All provisions of the Agreement shall be construed to satisfy IRC Section 409A and the Treasury Regulations thereto.  Any provisions of the Agreement that would otherwise cause the Agreement to fail to satisfy IRC Section 409A and the Treasury Regulations thereto shall have no force and effect unless and until amended to comply with Section 409A and the Treasury Regulations thereto (which amendment shall be retroactive to the extent permitted by Section 409A and the Treasury Regulations thereto).

 
Page 39
 
 

 
 
Section 13 - Choice of Law. This Agreement is accepted in the State of Indiana and all questions pertaining to the validity or construction of this Agreement and of the acts and transactions of the parties hereto shall be determined in accordance with the laws of the State of Indiana, except as to matters governed by federal law.

Section 14 - Baldwin & Lyons, Inc.
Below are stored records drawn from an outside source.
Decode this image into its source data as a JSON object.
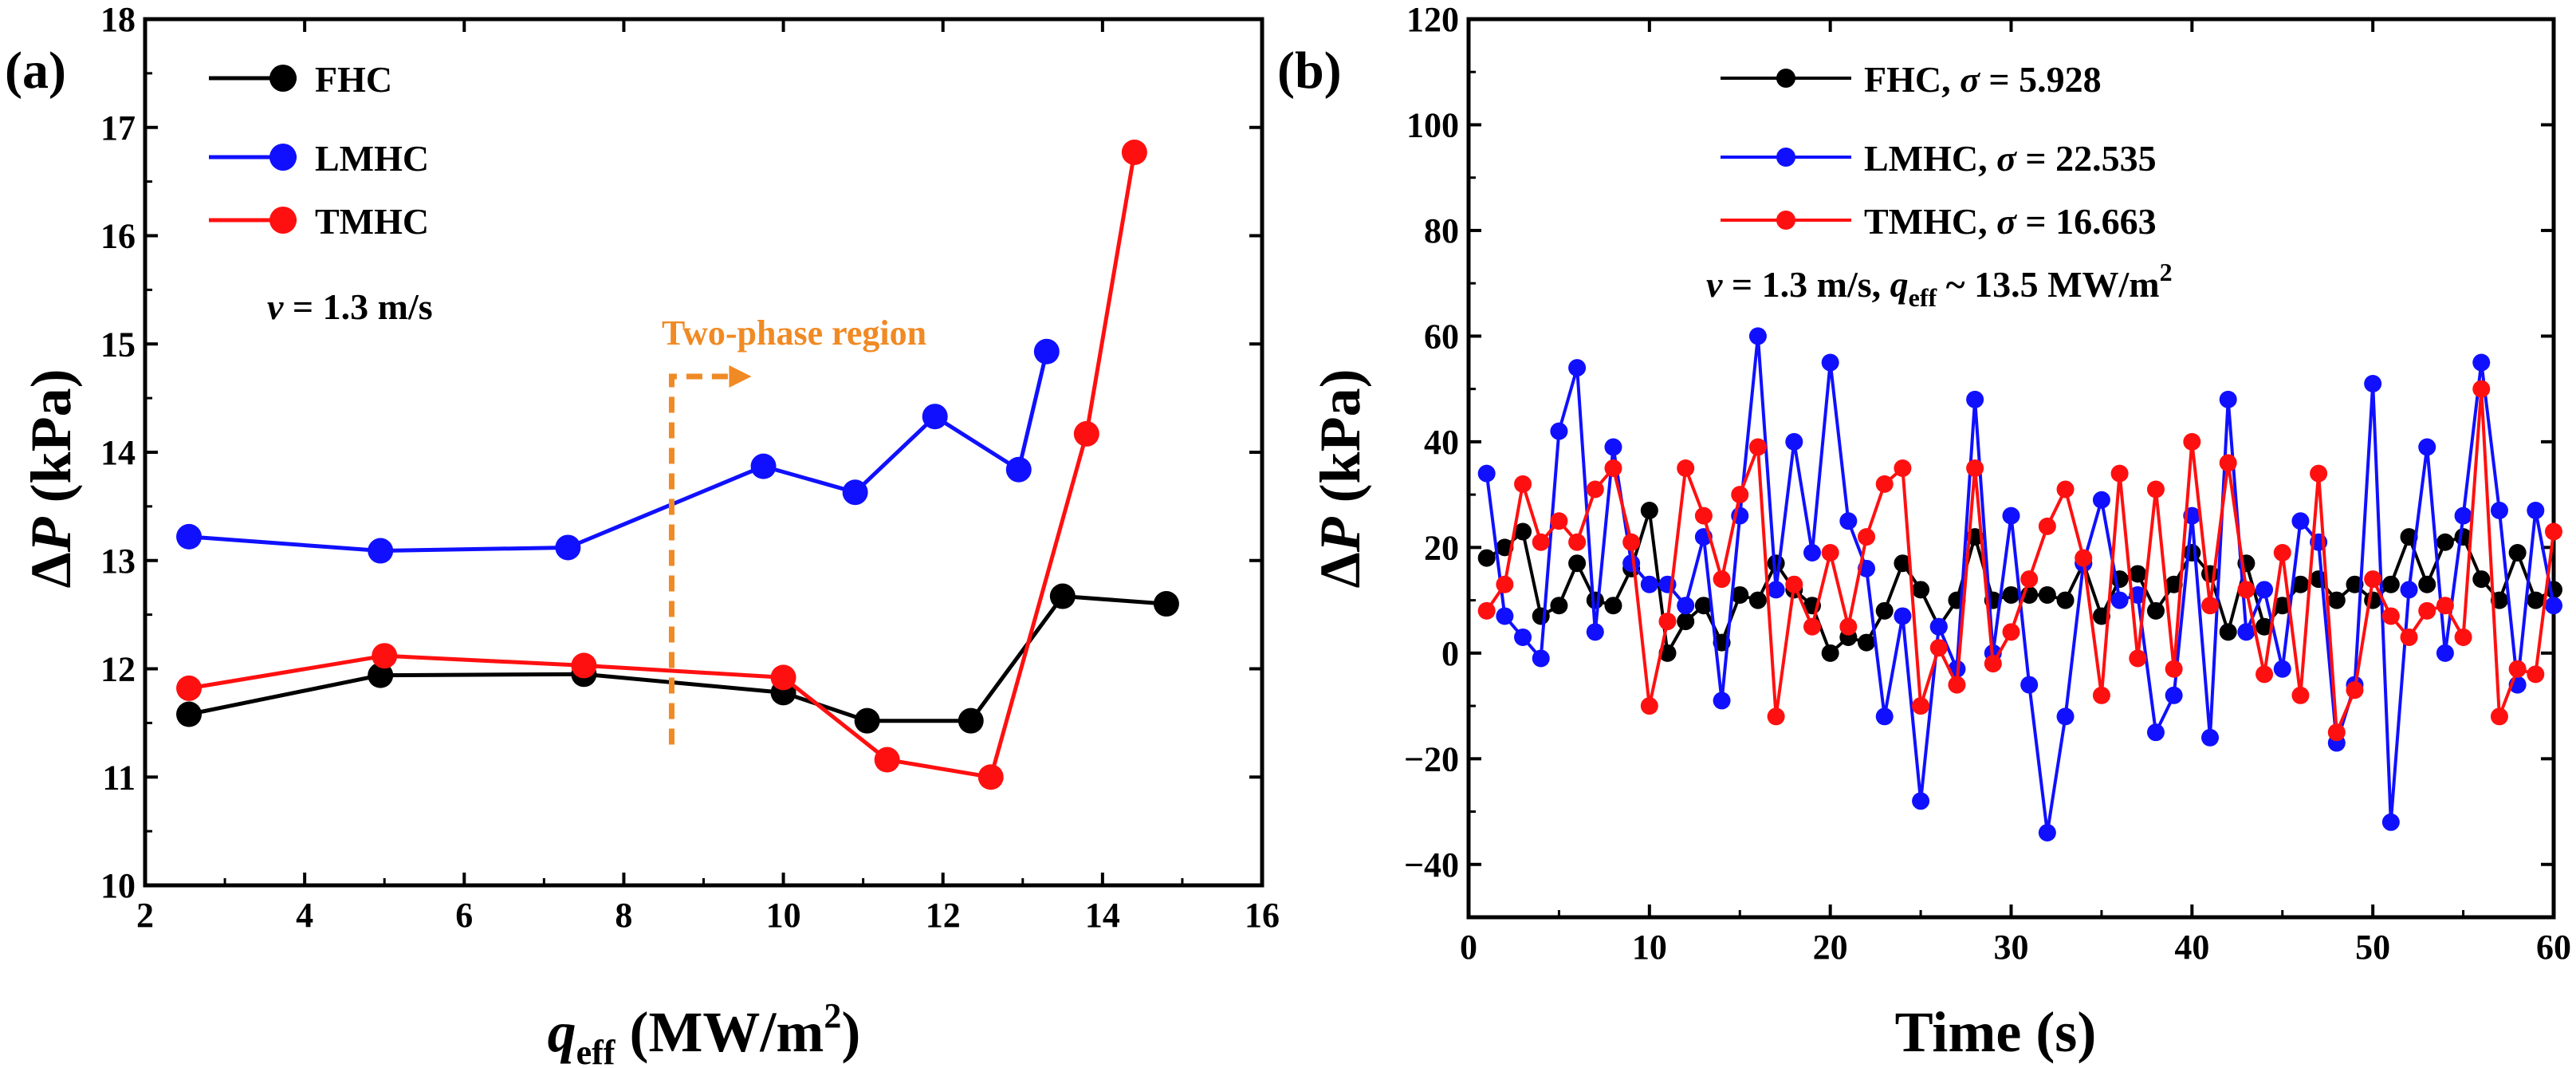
{
  "chart_data": [
    {
      "panel_label": "(a)",
      "type": "line",
      "xlabel_main": "q",
      "xlabel_sub": "eff",
      "xlabel_unit": " (MW/m",
      "xlabel_sup": "2",
      "xlabel_close": ")",
      "ylabel_prefix": "Δ",
      "ylabel_var": "P",
      "ylabel_unit": " (kPa)",
      "xlim": [
        2,
        16
      ],
      "ylim": [
        10,
        18
      ],
      "xticks": [
        "2",
        "4",
        "6",
        "8",
        "10",
        "12",
        "14",
        "16"
      ],
      "yticks": [
        "10",
        "11",
        "12",
        "13",
        "14",
        "15",
        "16",
        "17",
        "18"
      ],
      "series": [
        {
          "name": "FHC",
          "color": "#000000",
          "x": [
            2.55,
            4.95,
            7.5,
            10.0,
            11.05,
            12.35,
            13.5,
            14.8
          ],
          "y": [
            11.58,
            11.94,
            11.95,
            11.78,
            11.52,
            11.52,
            12.67,
            12.6
          ]
        },
        {
          "name": "LMHC",
          "color": "#1010ff",
          "x": [
            2.55,
            4.95,
            7.3,
            9.75,
            10.9,
            11.9,
            12.95,
            13.3
          ],
          "y": [
            13.22,
            13.09,
            13.12,
            13.87,
            13.63,
            14.33,
            13.84,
            14.93
          ]
        },
        {
          "name": "TMHC",
          "color": "#ff1010",
          "x": [
            2.55,
            5.0,
            7.5,
            10.0,
            11.3,
            12.6,
            13.8,
            14.4
          ],
          "y": [
            11.82,
            12.12,
            12.03,
            11.92,
            11.16,
            11.0,
            14.17,
            16.77
          ]
        }
      ],
      "annotation_condition": "v = 1.3 m/s",
      "condition_var": "v",
      "condition_rest": " = 1.3 m/s",
      "annotation_region": "Two-phase region",
      "region_color": "#f08a24",
      "region_boundary_x": 8.6,
      "legend_loc": "top-left"
    },
    {
      "panel_label": "(b)",
      "type": "line",
      "xlabel": "Time (s)",
      "ylabel_prefix": "Δ",
      "ylabel_var": "P",
      "ylabel_unit": " (kPa)",
      "xlim": [
        0,
        60
      ],
      "ylim": [
        -50,
        120
      ],
      "xticks": [
        "0",
        "10",
        "20",
        "30",
        "40",
        "50",
        "60"
      ],
      "yticks": [
        "−40",
        "−20",
        "0",
        "20",
        "40",
        "60",
        "80",
        "100",
        "120"
      ],
      "x": [
        1,
        2,
        3,
        4,
        5,
        6,
        7,
        8,
        9,
        10,
        11,
        12,
        13,
        14,
        15,
        16,
        17,
        18,
        19,
        20,
        21,
        22,
        23,
        24,
        25,
        26,
        27,
        28,
        29,
        30,
        31,
        32,
        33,
        34,
        35,
        36,
        37,
        38,
        39,
        40,
        41,
        42,
        43,
        44,
        45,
        46,
        47,
        48,
        49,
        50,
        51,
        52,
        53,
        54,
        55,
        56,
        57,
        58,
        59,
        60
      ],
      "series": [
        {
          "name": "FHC",
          "sigma_label": "FHC, σ = 5.928",
          "name_text": "FHC, ",
          "sigma_text": " = 5.928",
          "color": "#000000",
          "y": [
            18,
            20,
            23,
            7,
            9,
            17,
            10,
            9,
            16,
            27,
            0,
            6,
            9,
            2,
            11,
            10,
            17,
            12,
            9,
            0,
            3,
            2,
            8,
            17,
            12,
            5,
            10,
            22,
            10,
            11,
            11,
            11,
            10,
            17,
            7,
            14,
            15,
            8,
            13,
            19,
            15,
            4,
            17,
            5,
            9,
            13,
            14,
            10,
            13,
            10,
            13,
            22,
            13,
            21,
            22,
            14,
            10,
            19,
            10,
            12
          ]
        },
        {
          "name": "LMHC",
          "sigma_label": "LMHC, σ = 22.535",
          "name_text": "LMHC, ",
          "sigma_text": " = 22.535",
          "color": "#1010ff",
          "y": [
            34,
            7,
            3,
            -1,
            42,
            54,
            4,
            39,
            17,
            13,
            13,
            9,
            22,
            -9,
            26,
            60,
            12,
            40,
            19,
            55,
            25,
            16,
            -12,
            7,
            -28,
            5,
            -3,
            48,
            0,
            26,
            -6,
            -34,
            -12,
            17,
            29,
            10,
            11,
            -15,
            -8,
            26,
            -16,
            48,
            4,
            12,
            -3,
            25,
            21,
            -17,
            -6,
            51,
            -32,
            12,
            39,
            0,
            26,
            55,
            27,
            -6,
            27,
            9
          ]
        },
        {
          "name": "TMHC",
          "sigma_label": "TMHC, σ = 16.663",
          "name_text": "TMHC, ",
          "sigma_text": " = 16.663",
          "color": "#ff1010",
          "y": [
            8,
            13,
            32,
            21,
            25,
            21,
            31,
            35,
            21,
            -10,
            6,
            35,
            26,
            14,
            30,
            39,
            -12,
            13,
            5,
            19,
            5,
            22,
            32,
            35,
            -10,
            1,
            -6,
            35,
            -2,
            4,
            14,
            24,
            31,
            18,
            -8,
            34,
            -1,
            31,
            -3,
            40,
            9,
            36,
            12,
            -4,
            19,
            -8,
            34,
            -15,
            -7,
            14,
            7,
            3,
            8,
            9,
            3,
            50,
            -12,
            -3,
            -4,
            23
          ]
        }
      ],
      "annotation_condition": "v = 1.3 m/s, q_eff ~ 13.5 MW/m^2",
      "condition_var": "v",
      "condition_mid": " = 1.3 m/s, ",
      "condition_q": "q",
      "condition_q_sub": "eff",
      "condition_tail": " ~ 13.5 MW/m",
      "condition_sup": "2",
      "sigma_symbol": "σ",
      "legend_loc": "top-center"
    }
  ]
}
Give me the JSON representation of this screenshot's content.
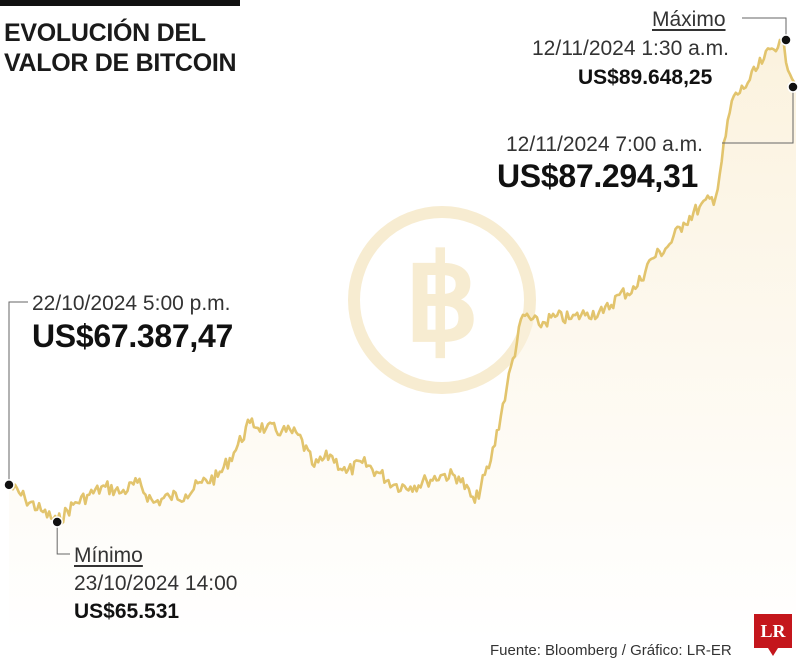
{
  "title_lines": [
    "EVOLUCIÓN DEL",
    "VALOR DE BITCOIN"
  ],
  "colors": {
    "line": "#e2c46d",
    "area": "#fbf2de",
    "watermark": "#f7ecd1",
    "marker": "#111111",
    "logo": "#c4161c"
  },
  "icons": {
    "watermark": "bitcoin-icon"
  },
  "chart_data": {
    "type": "line",
    "title": "EVOLUCIÓN DEL VALOR DE BITCOIN",
    "xlabel": "",
    "ylabel": "",
    "grid": false,
    "legend": "none",
    "series": [
      {
        "x": [
          "22/10/2024 5:00 p.m.",
          "",
          "",
          "23/10/2024 14:00",
          "",
          "",
          "",
          "",
          "",
          "",
          "",
          "",
          "",
          "",
          "",
          "",
          "",
          "",
          "",
          "",
          "",
          "",
          "",
          "",
          "",
          "",
          "",
          "",
          "",
          "",
          "",
          "",
          "",
          "",
          "",
          "",
          "",
          "",
          "",
          "",
          "",
          "",
          "",
          "",
          "",
          "",
          "",
          "",
          "12/11/2024 1:30 a.m.",
          "12/11/2024 7:00 a.m."
        ],
        "values": [
          67387.47,
          66700,
          66100,
          65531,
          66400,
          66900,
          67300,
          67000,
          67500,
          66500,
          66800,
          66900,
          67500,
          67800,
          69000,
          70500,
          70200,
          70100,
          69900,
          68300,
          68900,
          68000,
          68500,
          68000,
          67400,
          67300,
          67600,
          67900,
          67800,
          66500,
          68600,
          72300,
          75900,
          75400,
          75800,
          75700,
          76000,
          76000,
          76900,
          77200,
          78700,
          79300,
          80500,
          81300,
          81800,
          86600,
          87500,
          88700,
          89648.25,
          87294.31
        ]
      }
    ],
    "annotations": [
      {
        "tag": "",
        "date": "22/10/2024 5:00 p.m.",
        "value": "US$67.387,47"
      },
      {
        "tag": "Mínimo",
        "date": "23/10/2024 14:00",
        "value": "US$65.531"
      },
      {
        "tag": "Máximo",
        "date": "12/11/2024 1:30 a.m.",
        "value": "US$89.648,25"
      },
      {
        "tag": "",
        "date": "12/11/2024 7:00 a.m.",
        "value": "US$87.294,31"
      }
    ]
  },
  "source": "Fuente: Bloomberg / Gráfico: LR-ER",
  "logo_text": "LR"
}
Book Value Appreciation Rights Plan.  This Agreement is intended to comply in all respects to the provisions of the Baldwin & Lyons, Inc. 2013 Book Value Appreciation Rights Plan (the “Plan”), included, starting on page 29, of the Proxy Statement for the Annual Meeting of Shareholders for the meeting held May 7, 2013, a copy of which may be obtained on the Corporation’s website at www.baldwinandlyons.com or from the SEC’s Edgar web site (www.sec.gov/edgar).  Should any provisions in this Agreement be found to be contradictory to Articles I through X of the Plan, the provisions of the Plan shall govern.